Миссис Смарт поразилась такой наглости, но не преминула ответить. Не могла допустить, чтобы дочь паршивого мясника наводила порядки на ее кухне.
– Капелька чая в воде только согревает девушке кровь…
Элайза же улыбнулась. Сидя за кухонным столом с кипящей от негодования свекровью, она приняла решение позволить Джонни все. Ни о чем другом не могла думать, ночь за ночью. Чай согреть ее не мог. Она это точно знала. Согреться она могла только с помощью Джонни.
Сразу она ему об этом не сказала. Решила, что сама выберет момент. Упадет в его объятия и позволит зацеловать всю, как, по его словам, он и хотел, когда будет готова. Она открыла для себя, что и в ожидании есть своя прелесть. Артур далеко, они могли воспользоваться большой двуспальной кроватью, а Нелл подмигнула бы ей, пожелав удачи. С этим она определилась. Может, сегодня, может, завтра, но скоро, несомненно, скоро. А потом Джонни убили во время воздушного налета.
Элайза поразилась своей реакции, поскольку испытывала скорее разочарование, чем горе. Нелл сказала, что война заставляет отращивать толстую кожу. Но Элайзу мучила совесть. Ей снились кошмары, в которых обезображенное лицо Джонни превращалось в лицо Артура. У нее началась бессонница, что часто случалось с людьми во время войны, и перестали приходить месячные. Но по крайней мере она знала, что не беременна.

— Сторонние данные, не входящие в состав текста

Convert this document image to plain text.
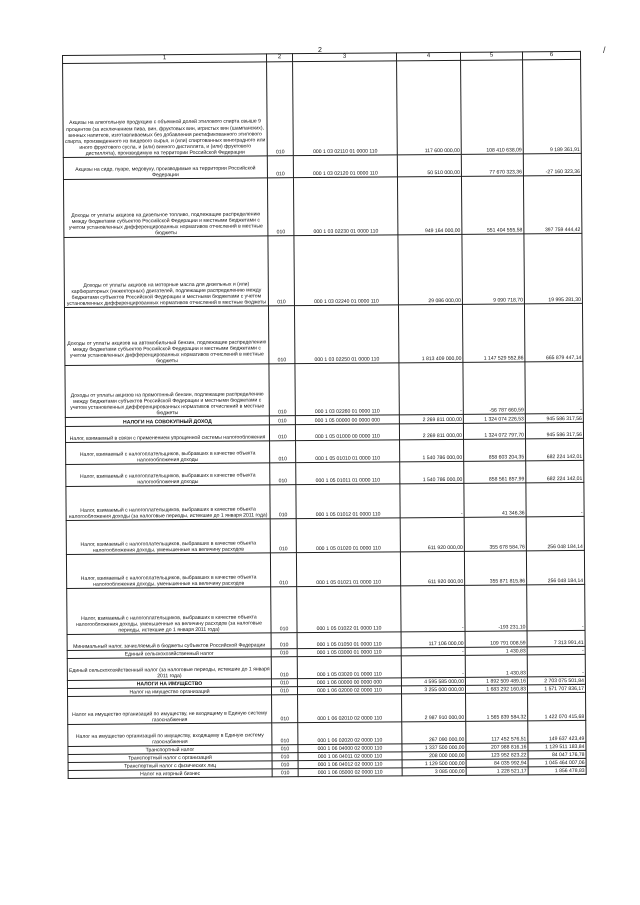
2	/
1	2	3	4	5	6
Акцизы на алкогольную продукцию с объемной долей этилового спирта свыше 9 процентов (за исключением пива, вин, фруктовых вин, игристых вин (шампанских), винных напитков, изготавливаемых без добавления ректификованного этилового спирта, произведенного из пищевого сырья, и (или) спиртованных виноградного или иного фруктового сусла, и (или) винного дистиллята, и (или) фруктового дистиллята), производимую на территории Российской Федерации	010	000 1 03 02110 01 0000 110	117 600 000,00	108 410 638,09	9 189 361,91
Акцизы на сидр, пуаре, медовуху, производимые на территории Российской Федерации	010	000 1 03 02120 01 0000 110	50 510 000,00	77 670 323,36	-27 160 323,36
Доходы от уплаты акцизов на дизельное топливо, подлежащие распределению между бюджетами субъектов Российской Федерации и местными бюджетами с учетом установленных дифференцированных нормативов отчислений в местные бюджеты	010	000 1 03 02230 01 0000 110	949 164 000,00	551 404 555,58	397 759 444,42
Доходы от уплаты акцизов на моторные масла для дизельных и (или) карбюраторных (инжекторных) двигателей, подлежащие распределению между бюджетами субъектов Российской Федерации и местными бюджетами с учетом установленных дифференцированных нормативов отчислений в местные бюджеты	010	000 1 03 02240 01 0000 110	29 086 000,00	9 090 718,70	19 995 281,30
Доходы от уплаты акцизов на автомобильный бензин, подлежащие распределению между бюджетами субъектов Российской Федерации и местными бюджетами с учетом установленных дифференцированных нормативов отчислений в местные бюджеты	010	000 1 03 02250 01 0000 110	1 813 409 000,00	1 147 529 552,86	665 879 447,14
Доходы от уплаты акцизов на прямогонный бензин, подлежащие распределению между бюджетами субъектов Российской Федерации и местными бюджетами с учетом установленных дифференцированных нормативов отчислений в местные бюджеты	010	000 1 03 02260 01 0000 110	-	-56 787 660,59	-
НАЛОГИ НА СОВОКУПНЫЙ ДОХОД	010	000 1 05 00000 00 0000 000	2 269 811 000,00	1 324 074 226,53	945 586 317,56
Налог, взимаемый в связи с применением упрощенной системы налогообложения	010	000 1 05 01000 00 0000 110	2 269 811 000,00	1 324 072 797,70	945 586 317,56
Налог, взимаемый с налогоплательщиков, выбравших в качестве объекта налогообложения доходы	010	000 1 05 01010 01 0000 110	1 540 786 000,00	858 603 204,35	682 224 142,01
Налог, взимаемый с налогоплательщиков, выбравших в качестве объекта налогообложения доходы	010	000 1 05 01011 01 0000 110	1 540 786 000,00	858 561 857,99	682 224 142,01
Налог, взимаемый с налогоплательщиков, выбравших в качестве объекта налогообложения доходы (за налоговые периоды, истекшие до 1 января 2011 года)	010	000 1 05 01012 01 0000 110	-	41 346,36	-
Налог, взимаемый с налогоплательщиков, выбравших в качестве объекта налогообложения доходы, уменьшенные на величину расходов	010	000 1 05 01020 01 0000 110	611 920 000,00	355 678 584,76	256 048 184,14
Налог, взимаемый с налогоплательщиков, выбравших в качестве объекта налогообложения доходы, уменьшенные на величину расходов	010	000 1 05 01021 01 0000 110	611 920 000,00	355 871 815,86	256 048 184,14
Налог, взимаемый с налогоплательщиков, выбравших в качестве объекта налогообложения доходы, уменьшенные на величину расходов (за налоговые периоды, истекшие до 1 января 2011 года)	010	000 1 05 01022 01 0000 110	-	-193 231,10	-
Минимальный налог, зачисляемый в бюджеты субъектов Российской Федерации	010	000 1 05 01050 01 0000 110	117 106 000,00	109 791 008,59	7 313 991,41
Единый сельскохозяйственный налог	010	000 1 05 03000 01 0000 110	-	1 430,83	-
Единый сельскохозяйственный налог (за налоговые периоды, истекшие до 1 января 2011 года)	010	000 1 05 03020 01 0000 110	-	1 430,83	-
НАЛОГИ НА ИМУЩЕСТВО	010	000 1 06 00000 00 0000 000	4 595 585 000,00	1 892 509 489,16	2 703 075 501,84
Налог на имущество организаций	010	000 1 06 02000 02 0000 110	3 255 000 000,00	1 683 292 160,83	1 571 707 836,17
Налог на имущество организаций по имуществу, не входящему в Единую систему газоснабжения	010	000 1 06 02010 02 0000 110	2 987 910 000,00	1 565 839 584,32	1 422 070 415,68
Налог на имущество организаций по имуществу, входящему в Единую систему газоснабжения	010	000 1 06 02020 02 0000 110	267 090 000,00	117 452 576,51	149 637 423,49
Транспортный налог	010	000 1 06 04000 02 0000 110	1 337 500 000,00	207 988 816,16	1 129 511 183,84
Транспортный налог с организаций	010	000 1 06 04011 02 0000 110	208 000 000,00	123 952 823,22	84 047 176,78
Транспортный налог с физических лиц	010	000 1 06 04012 02 0000 110	1 129 500 000,00	84 035 992,94	1 045 464 007,06
Налог на игорный бизнес	010	000 1 06 05000 02 0000 110	3 085 000,00	1 228 521,17	1 856 478,83
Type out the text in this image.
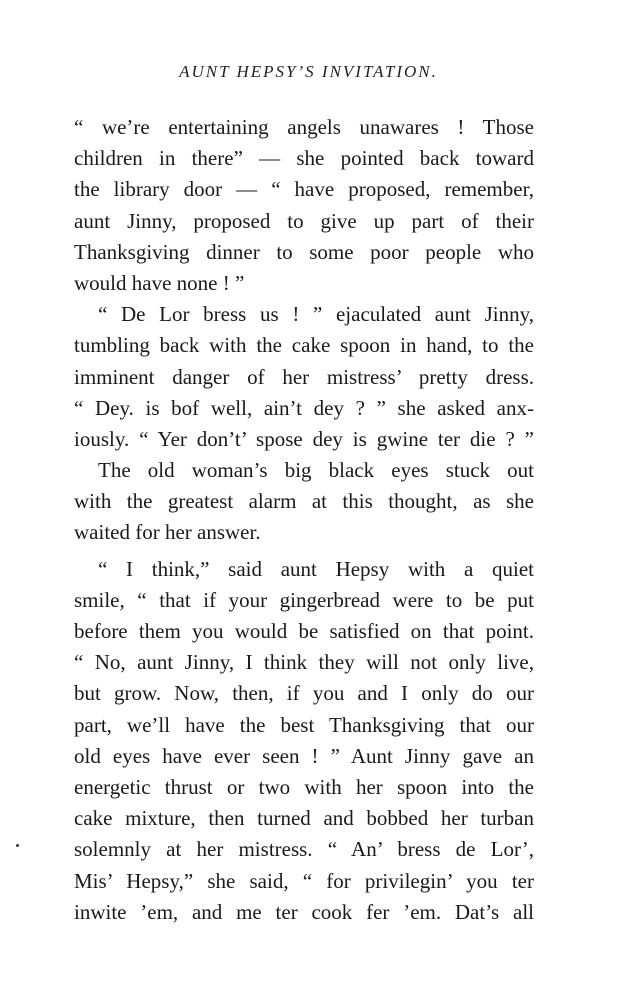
AUNT HEPSY’S INVITATION.
“ we’re entertaining angels unawares ! Those
children in there” — she pointed back toward
the library door — “ have proposed, remember,
aunt Jinny, proposed to give up part of their
Thanksgiving dinner to some poor people who
would have none ! ”
“ De Lor bress us ! ” ejaculated aunt Jinny,
tumbling back with the cake spoon in hand, to the
imminent danger of her mistress’ pretty dress.
“ Dey. is bof well, ain’t dey ? ” she asked anx-
iously. “ Yer don’t’ spose dey is gwine ter die ? ”
The old woman’s big black eyes stuck out
with the greatest alarm at this thought, as she
waited for her answer.
“ I think,” said aunt Hepsy with a quiet
smile, “ that if your gingerbread were to be put
before them you would be satisfied on that point.
“ No, aunt Jinny, I think they will not only live,
but grow. Now, then, if you and I only do our
part, we’ll have the best Thanksgiving that our
old eyes have ever seen ! ” Aunt Jinny gave an
energetic thrust or two with her spoon into the
cake mixture, then turned and bobbed her turban
solemnly at her mistress. “ An’ bress de Lor’,
Mis’ Hepsy,” she said, “ for privilegin’ you ter
inwite ’em, and me ter cook fer ’em. Dat’s all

По совету Нелл Элайза пошла к врачу. И его слова, помимо совета есть продукты с повышенным содержанием железа, потрясли ее до глубины души.
– Миссис Смарт, – сказал он, – вы все еще девственница.

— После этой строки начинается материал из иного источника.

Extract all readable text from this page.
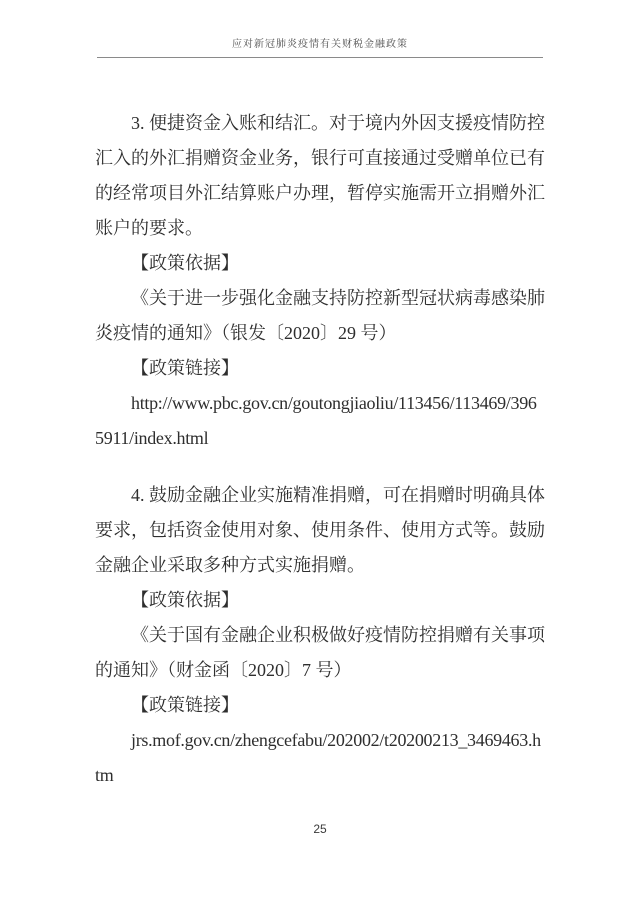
应对新冠肺炎疫情有关财税金融政策

3. 便捷资金入账和结汇。对于境内外因支援疫情防控汇入的外汇捐赠资金业务，银行可直接通过受赠单位已有的经常项目外汇结算账户办理，暂停实施需开立捐赠外汇账户的要求。

【政策依据】

《关于进一步强化金融支持防控新型冠状病毒感染肺炎疫情的通知》（银发〔2020〕29 号）

【政策链接】

http://www.pbc.gov.cn/goutongjiaoliu/113456/113469/3965911/index.html

4. 鼓励金融企业实施精准捐赠，可在捐赠时明确具体要求，包括资金使用对象、使用条件、使用方式等。鼓励金融企业采取多种方式实施捐赠。

【政策依据】

《关于国有金融企业积极做好疫情防控捐赠有关事项的通知》（财金函〔2020〕7 号）

【政策链接】

jrs.mof.gov.cn/zhengcefabu/202002/t20200213_3469463.htm

25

– Девственница? – повторила она и покраснела от злости и стыда.
– Миссис Смарт, ваша девственная плева на месте, в целости и сохранности. – Он вздохнул. – Вы и ваш муж не делали того, что следовало. По этой части вы такая же, как и в день своего рождения.
Она смотрела на врача, пытаясь осознать услышанное. Он грустно улыбнулся, и от этой улыбки у нее на душе заскребли кошки. Столько лет замужем и по-прежнему девственница?
– Но была кровь, – пролепетала она. И рассказала врачу, что «он всунул… это… в нее», что «действительно была кровь». Врач покачал головой и сказал ей, насколько мог тактично, правду. Он также сказал, вроде бы в шутку, что ей, возможно, стоит нарисовать карту и показать мужу путь, если он сам не может найти его. А затем, уже более серьезно, добавил:
– Так делают испорченные мальчики, но не цивилизованные, нормальные люди. – Он улыбнулся. – За исключением греков, миссис Смарт, но они жили очень давно.
В голове Элайзы словно сверкнула молния. Она вдруг вспомнила то, что видела дважды. Первый раз в экзотической книге в кабинете старика Коллинза. Крупным планом два обнаженных тела с гениталиями, не имеющими ничего общего с ее, а потому, как теперь она наконец-то поняла, мужскими. Вспомнила она и надпись на странице: «Забавы нашего любимого грека Ганимеда». Второй, это шокировало ее больше, в глубине ящика для воротников и запонок мужа. Журнал с фотографиями мальчиков и мужчин, обнаженных, на пшеничном поле, у дерева, лежащих, разведя ноги, среди папоротников. Она вернула журнал на место, решив, что он имеет какое-то отношение к скаутам, и ничего не сказала.